Jordan S. Pober
Immunobiology of Vascular EndotheliumMy laboratory is interested in three research problems related to the immunobiology of vascular endothelium. Our first area of interest is the ability of cytokines to promote inflammation by altering the properties of vascular endothelial cells. When cultured human endothelial cells are exposed to cytokines, they undergo a series of alterations in gene expression resulting in increased capacities to perform new functions (i.e. "activation"). Our studies in this area focus on how cytokines alter endothelial surface proteins which interact with T lymphocytes. We analyze the effects of various individual and combinations of cytokines upon expression of MHC molecules, (which are involved in antigen recognition by T cells) and leukocyte adhesion proteins (which localize inflammation) on different types of human endothelial cells. We also examine the second messenger pathways utilized by cytokines to alter surface protein expression and the nuclear events mediated by cytokines that lead to altered rates of gene transcription. In parallel with these surface protein changes, we also investigate how cytokines regulate endothelial cell synthesis of vasodilators such as PGI2 and NO.
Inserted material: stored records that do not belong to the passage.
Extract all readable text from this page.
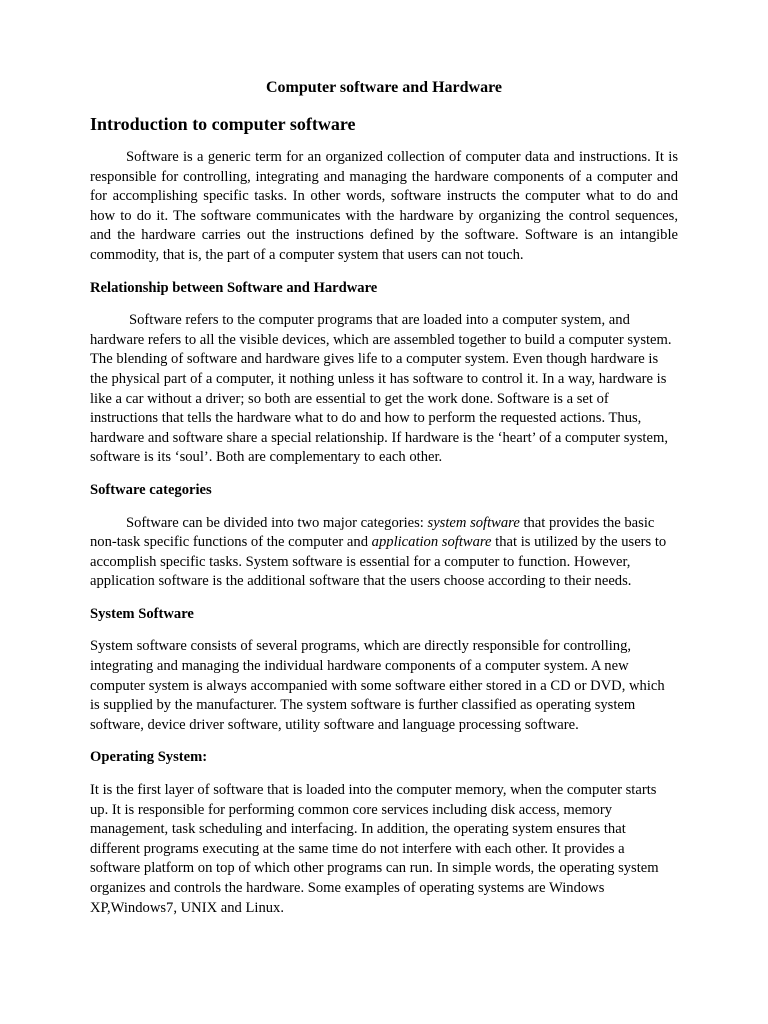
Computer software and Hardware
Introduction to computer software

Software is a generic term for an organized collection of computer data and instructions. It is responsible for controlling, integrating and managing the hardware components of a computer and for accomplishing specific tasks. In other words, software instructs the computer what to do and how to do it. The software communicates with the hardware by organizing the control sequences, and the hardware carries out the instructions defined by the software. Software is an intangible commodity, that is, the part of a computer system that users can not touch.

Relationship between Software and Hardware

Software refers to the computer programs that are loaded into a computer system, and hardware refers to all the visible devices, which are assembled together to build a computer system. The blending of software and hardware gives life to a computer system. Even though hardware is the physical part of a computer, it nothing unless it has software to control it. In a way, hardware is like a car without a driver; so both are essential to get the work done. Software is a set of instructions that tells the hardware what to do and how to perform the requested actions. Thus, hardware and software share a special relationship. If hardware is the ‘heart’ of a computer system, software is its ‘soul’. Both are complementary to each other.

Software categories

Software can be divided into two major categories: system software that provides the basic non-task specific functions of the computer and application software that is utilized by the users to accomplish specific tasks. System software is essential for a computer to function. However, application software is the additional software that the users choose according to their needs.

System Software

System software consists of several programs, which are directly responsible for controlling, integrating and managing the individual hardware components of a computer system. A new computer system is always accompanied with some software either stored in a CD or DVD, which is supplied by the manufacturer. The system software is further classified as operating system software, device driver software, utility software and language processing software.

Operating System:

It is the first layer of software that is loaded into the computer memory, when the computer starts up. It is responsible for performing common core services including disk access, memory management, task scheduling and interfacing. In addition, the operating system ensures that different programs executing at the same time do not interfere with each other. It provides a software platform on top of which other programs can run. In simple words, the operating system organizes and controls the hardware. Some examples of operating systems are Windows XP,Windows7, UNIX and Linux.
Our second area of interest is the identity and nature of the signals provided by endotheliala cells that affect T cell activation. We have been exploring the effect of endothelial cell surface ligands on T cell synthesis and secretion of interleukin 2 (IL-2), the major regulatory cytokine of the immune response. We focus upon LFA-3 and upon as yet unidentified endothelial ligands which alter transcription factor expression in T cells, and upon ligands that confer T cell resistance to cyclosporin A, a drug that normally inhibits IL-2 synthesis.
Our third area of interest is to determine to what extent the observations made in vitro apply to the immunobiology of vascular endothelial cells in vivo. One current focus is upon cardiac allografts, delineating the role(s) of vascular endothelium in acute cellular rejection and more chronic lesions such as graft arteriosclerosis. A second focus is dermal inflammation, delineating functional differences among endothelial cells from different segments of the microvasculature and how these local differences change with disease. Finally, we have developed an animal model involving engraftment of human dermal microvessels and lymphocytes into SCID mice that allow us to study endothelial-lymphocyte interactions in vivo.